The past and the future
‘We can’t change the past’ is one of those altruistic and annoying statements that some people direct at you after the wheels have fallen off your life. They make the statement in such a way that indicates that they have no issue with regret like you seem to. Apart from the tone, the problem with this statement is that it is annoyingly partly true. We can’t change the past and just about everybody knows this. It’s like saying ‘Watch your head’ the moment after you bumped it. Information that would have helped a minute ago, but is a little annoying now.
Added to this list of obvious but annoying statements is ‘You can’t live in the future’. Often this one is made by people who spend all their time talking about superannuation, focussing on their investments or planning their lives out to the finest detail. For the record, it is impossible to live in the future and we all know it. It is however, very easy to think about the future too much and worry about and over plan it almost all the time. If focussing on the past is about regret, focussing on the future is about anxiety and fear.
Noone is saying ‘don’t be prepared’
To achieve valuable goals in life requires planning, effort, discipline and research. Noone denies this. It is often one of the hallmarks of successful achievement that a great deal of planning has gone into it. The problem comes when we don’t let this planning and achievement mode rest. It can very quickly turns into worry and anxiety.
A great issue of mine has always been that I thought I could worry a problem away. I would convince myself that if I focus on something constantly, I can overcome it, even if I had already done all I could. What I should have instead been saying to myself is ‘I’ve done everything I can to prepare, so relax. Whatever happens is out of my control now’. It sounds obvious, but I must have missed that lesson somewhere along the line.
The key is values
In my mind there should only be one New Year’s resolution. That should be ‘I will live according to my values’. If this is your only resolution, then success or failure doesn’t come into it. For example, you may set a resolution to live a healthy life. If you then splurge at Christmas or over indulge on your birthday, you have failed your resolution to be healthy. If, however, your value is a healthy life, then a fun day here or there is not a failure. In fact you could argue that it adds to a more balanced life.

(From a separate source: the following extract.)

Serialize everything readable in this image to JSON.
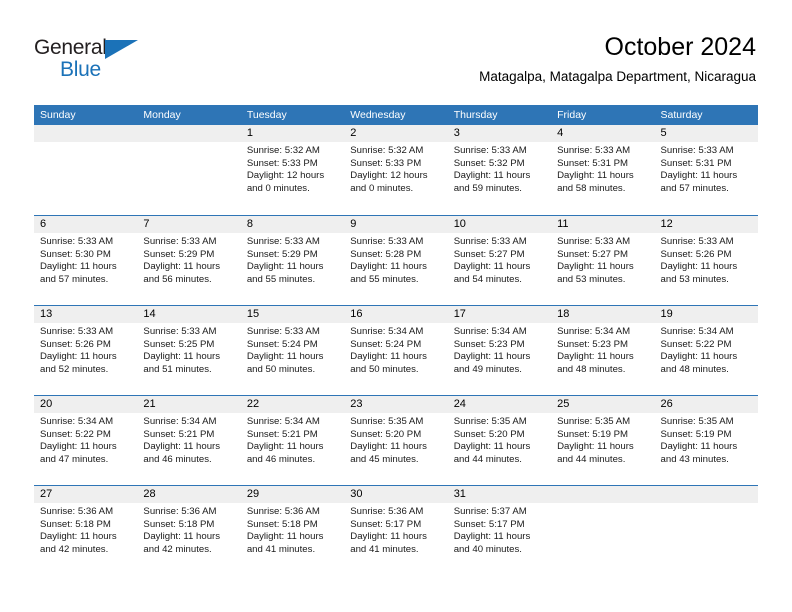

Major things go wrong in life for everybody. Sure some people have more resources to deal with problems than others, but that doesn’t stop them from occuring in the first place. If we wish to live fully, bad stuff will happen. Sometimes failure even occurs through no fault of our own. If your only goal is success, then failure presents a significant problem for you. If however, your values are learning, growth resilience and embracing change, then whilst disappointing, you can still say that you lived according to your values and will continue in them. This enables you to hold your head proudly, rain or shine.
The present moment
With your values clear and intact, instead of worrying about the future, you are able to look at each present moment as an opportunity to live according to what is important to you. Being present in each moment is a shelter from the twin fronts of worry and anxiety that so easily overcome us.
Don’t weigh up the value of your life by some limited resolution, made on New Year’s Day. Don’t set yourself as a target for disappointment by living purely in the past and the future. Instead, spend time focussing on what your values really are and commit to living by them here and now. Living according to your values gives you something to smile about at the end of every day, win or lose.